Polémique électorale en Israël après la visite de Mechaal à Gaza

La droite israélienne dirigée par Benjamin Netanyahu et l'opposition s'accusent dimanche d'avoir renforcé le Hamas à l'occasion de la première visite dans la bande de Gaza du chef en exil de ce mouvement islamiste Khaled Mechaal, à l'approche des élections du 22 janvier.

Le ministre de l'éducation Gideon Saar du Likoud, le parti de M. Netanyahu a dénoncé le retrait israélien de la bande de Gaza en 2005 et affirmé que "tous les partis qui prônent de nouveaux retraits en Judée-Samarie (Cisjordanie) vont amener le Hamas au pouvoir" dans cette région. "Seul un gouvernement ferme dirigé par Benjamin Netanyahu peut faire face à l'Iran et son émissaire le Hamas", a ajouté M. Saar.

M. Netanyahu a pour sa part accusé lors du conseil des ministres hebdomadaire Mahmoud Abbas, le président de l'Autorité palestinienne de "n'avoir pas condamné les déclarations sur la destruction d'Israël (de Khaled Mechaal) de même qu'il n'avait pas condamné les tirs de missiles contre Israël", à partir de la bande de Gaza.

"Malheureusement, il (Mahmoud Abbas) aspire à une unité avec le Hamas qui est soutenu par l'Iran", a ajouté M. Netanyahu selon un communiqué.

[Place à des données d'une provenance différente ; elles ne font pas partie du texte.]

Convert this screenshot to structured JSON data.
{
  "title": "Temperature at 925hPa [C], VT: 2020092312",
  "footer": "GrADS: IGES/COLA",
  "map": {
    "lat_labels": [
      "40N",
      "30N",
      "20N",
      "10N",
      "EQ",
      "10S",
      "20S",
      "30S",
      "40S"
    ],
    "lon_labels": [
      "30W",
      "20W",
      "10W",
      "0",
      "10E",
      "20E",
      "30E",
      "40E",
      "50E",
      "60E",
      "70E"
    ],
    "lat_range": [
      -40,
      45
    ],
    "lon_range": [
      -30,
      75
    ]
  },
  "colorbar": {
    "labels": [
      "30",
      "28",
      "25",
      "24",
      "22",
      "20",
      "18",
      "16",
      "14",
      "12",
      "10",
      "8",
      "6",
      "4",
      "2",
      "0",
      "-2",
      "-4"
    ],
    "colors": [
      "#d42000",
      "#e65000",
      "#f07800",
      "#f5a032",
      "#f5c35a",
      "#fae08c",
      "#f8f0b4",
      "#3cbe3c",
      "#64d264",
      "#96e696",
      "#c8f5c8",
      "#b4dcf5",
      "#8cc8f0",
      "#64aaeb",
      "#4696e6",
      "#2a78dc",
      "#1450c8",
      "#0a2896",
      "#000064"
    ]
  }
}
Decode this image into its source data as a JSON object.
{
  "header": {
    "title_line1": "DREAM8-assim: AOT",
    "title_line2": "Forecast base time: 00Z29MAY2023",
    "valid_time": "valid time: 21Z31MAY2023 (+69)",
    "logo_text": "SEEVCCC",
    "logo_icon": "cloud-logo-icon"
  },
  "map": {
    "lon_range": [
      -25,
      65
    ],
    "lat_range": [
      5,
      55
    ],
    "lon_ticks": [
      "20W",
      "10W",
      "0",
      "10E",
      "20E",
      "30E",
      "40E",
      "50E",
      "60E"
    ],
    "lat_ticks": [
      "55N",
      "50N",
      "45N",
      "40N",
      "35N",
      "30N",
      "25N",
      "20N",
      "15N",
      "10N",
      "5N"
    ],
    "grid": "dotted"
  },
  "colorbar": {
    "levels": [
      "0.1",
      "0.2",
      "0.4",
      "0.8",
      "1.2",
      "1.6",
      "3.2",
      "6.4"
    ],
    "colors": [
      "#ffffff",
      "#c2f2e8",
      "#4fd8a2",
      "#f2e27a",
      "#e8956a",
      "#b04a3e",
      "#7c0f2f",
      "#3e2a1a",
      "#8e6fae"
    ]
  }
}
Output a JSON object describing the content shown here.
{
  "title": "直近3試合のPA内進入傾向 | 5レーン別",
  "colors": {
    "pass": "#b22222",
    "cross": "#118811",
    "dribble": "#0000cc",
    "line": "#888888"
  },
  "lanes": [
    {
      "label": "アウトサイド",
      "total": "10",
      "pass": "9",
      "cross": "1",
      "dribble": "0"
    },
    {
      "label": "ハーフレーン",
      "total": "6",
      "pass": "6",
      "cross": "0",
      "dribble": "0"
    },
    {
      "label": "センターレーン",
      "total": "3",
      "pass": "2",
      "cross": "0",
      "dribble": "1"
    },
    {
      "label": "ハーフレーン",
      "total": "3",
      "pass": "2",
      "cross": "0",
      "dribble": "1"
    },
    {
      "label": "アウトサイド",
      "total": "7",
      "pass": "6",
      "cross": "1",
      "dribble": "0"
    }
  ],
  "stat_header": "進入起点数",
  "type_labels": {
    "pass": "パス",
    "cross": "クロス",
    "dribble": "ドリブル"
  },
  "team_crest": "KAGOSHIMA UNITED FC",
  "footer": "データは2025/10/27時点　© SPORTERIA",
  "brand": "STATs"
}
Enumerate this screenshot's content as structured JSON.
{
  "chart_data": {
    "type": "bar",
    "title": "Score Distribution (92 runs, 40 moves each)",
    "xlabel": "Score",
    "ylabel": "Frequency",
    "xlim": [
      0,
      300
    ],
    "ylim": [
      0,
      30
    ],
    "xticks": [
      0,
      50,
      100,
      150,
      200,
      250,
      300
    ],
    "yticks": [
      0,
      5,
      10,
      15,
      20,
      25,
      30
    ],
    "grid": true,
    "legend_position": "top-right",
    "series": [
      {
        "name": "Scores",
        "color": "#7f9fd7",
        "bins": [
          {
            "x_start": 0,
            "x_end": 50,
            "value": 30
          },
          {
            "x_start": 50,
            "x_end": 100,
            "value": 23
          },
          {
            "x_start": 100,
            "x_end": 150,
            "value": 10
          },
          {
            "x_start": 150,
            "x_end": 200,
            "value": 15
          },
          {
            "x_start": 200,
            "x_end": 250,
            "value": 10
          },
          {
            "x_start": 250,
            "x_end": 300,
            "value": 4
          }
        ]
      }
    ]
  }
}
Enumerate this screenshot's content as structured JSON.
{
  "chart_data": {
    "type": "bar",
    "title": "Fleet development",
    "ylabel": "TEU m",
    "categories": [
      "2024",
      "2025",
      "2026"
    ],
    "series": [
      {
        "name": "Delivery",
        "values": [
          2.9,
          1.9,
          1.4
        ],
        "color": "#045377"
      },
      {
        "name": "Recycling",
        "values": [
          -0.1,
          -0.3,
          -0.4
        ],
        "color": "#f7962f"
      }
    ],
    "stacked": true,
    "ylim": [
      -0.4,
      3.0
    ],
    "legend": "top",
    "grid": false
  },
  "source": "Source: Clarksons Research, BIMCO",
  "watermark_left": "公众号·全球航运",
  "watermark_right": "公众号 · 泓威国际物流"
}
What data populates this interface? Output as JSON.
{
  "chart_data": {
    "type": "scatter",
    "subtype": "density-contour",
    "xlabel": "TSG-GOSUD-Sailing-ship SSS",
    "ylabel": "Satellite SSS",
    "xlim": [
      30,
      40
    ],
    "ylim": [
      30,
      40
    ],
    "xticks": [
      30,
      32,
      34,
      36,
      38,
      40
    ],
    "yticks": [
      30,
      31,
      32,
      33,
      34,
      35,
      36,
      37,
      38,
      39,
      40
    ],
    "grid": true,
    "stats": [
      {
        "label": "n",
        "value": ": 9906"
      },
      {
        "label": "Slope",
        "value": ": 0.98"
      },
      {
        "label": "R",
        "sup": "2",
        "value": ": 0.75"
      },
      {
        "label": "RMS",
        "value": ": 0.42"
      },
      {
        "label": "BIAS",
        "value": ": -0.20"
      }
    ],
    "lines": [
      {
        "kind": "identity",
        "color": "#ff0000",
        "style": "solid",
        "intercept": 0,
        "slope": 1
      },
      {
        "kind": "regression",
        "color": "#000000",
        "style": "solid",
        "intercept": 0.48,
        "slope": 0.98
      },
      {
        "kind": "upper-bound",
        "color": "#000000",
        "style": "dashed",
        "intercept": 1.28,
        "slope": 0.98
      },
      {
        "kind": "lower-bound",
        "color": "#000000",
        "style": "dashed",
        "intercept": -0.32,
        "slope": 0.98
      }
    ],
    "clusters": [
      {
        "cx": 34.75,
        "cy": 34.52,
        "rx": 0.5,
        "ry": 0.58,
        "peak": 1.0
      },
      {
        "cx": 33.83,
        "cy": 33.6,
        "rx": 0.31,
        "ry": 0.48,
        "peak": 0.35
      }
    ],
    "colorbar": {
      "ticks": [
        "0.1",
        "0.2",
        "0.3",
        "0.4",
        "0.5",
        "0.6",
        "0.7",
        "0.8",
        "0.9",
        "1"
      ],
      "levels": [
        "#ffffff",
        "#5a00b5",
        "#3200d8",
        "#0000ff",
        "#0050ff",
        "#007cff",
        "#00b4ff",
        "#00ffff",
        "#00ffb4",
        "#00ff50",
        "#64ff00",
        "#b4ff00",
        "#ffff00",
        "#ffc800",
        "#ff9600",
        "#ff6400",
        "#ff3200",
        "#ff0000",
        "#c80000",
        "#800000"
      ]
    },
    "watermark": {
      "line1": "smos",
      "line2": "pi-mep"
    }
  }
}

Concernant la Cisjordanie, M. Netanyahu a souligné qu'il n'avait pas l'intention de "commettre la même erreur que celle commise avec le retrait unilatéral de la bande de Gaza (en 2005) qui a amené le Hamas au pouvoir". "Nous résisterons aux pressions internationales", a-t-il prévenu.

Le chef du "Foyer juif", un parti ultra-nationaliste Naftali Bennet, allié du Likoud et crédité de 12 députés sur 120 par les sondages, a souligné que son mouvement ferait pression au sein du prochain gouvernement pour empêcher une visite du genre de celle effectuée par Khaled Mechaal.

"Je ne comprends pas pourquoi nous l'avons laissé entrer à Gaza et pourquoi une fois qu'il s'y trouve on le liquide pas, car il mérite la mort", a affirmé M. Bennet.

Tzipi Livni, la dirigeante du nouveau parti centriste d'opposition HaTnuha, a estimé que le Hamas a "fêté samedi une défaite du gouvernement israélien. Chaque jour qui passe sous ce gouvernement, le Hamas se renforce et Israël s'affaiblit". "Ce gouvernement a négocié avec le Hamas et, pire encore, lui a permis d'obtenir une légitimé internationale", a ajouté Mme Livni dans un communiqué.

Mme Livni a également dénoncé à la radio publique la politique du gouvernement Netanyahu qui consiste à "négocier avec le Hamas et qui affirme ensuite qu'Abou Mazen (le surnom de Mahmoud Abbas) est faible et refuse de mener de véritables négociations avec lui".

Elle faisait allusion aux négociations menées par le Hamas et Israël par l'intermédiaire de l'Egypte ayant permis un cessez-le-feu fin novembre à l'issue de l'opération "Pilier de sécurité" dans la bande de Gaza.

Un autre dirigeant de l'opposition centriste le député Shaul Mofaz avait regretté samedi qu'Israël n'ait pas tué Khaled Mechaal.

Khaled Mechaal est en visite depuis vendredi dans la bande de Gaza, sa première en territoire palestinien depuis 1967. Samedi, il a exclu de renoncer à l'ensemble de la Palestine mandataire et de reconnaître l'Etat d'Israël, tout en appelant à l'unité nationale palestinienne.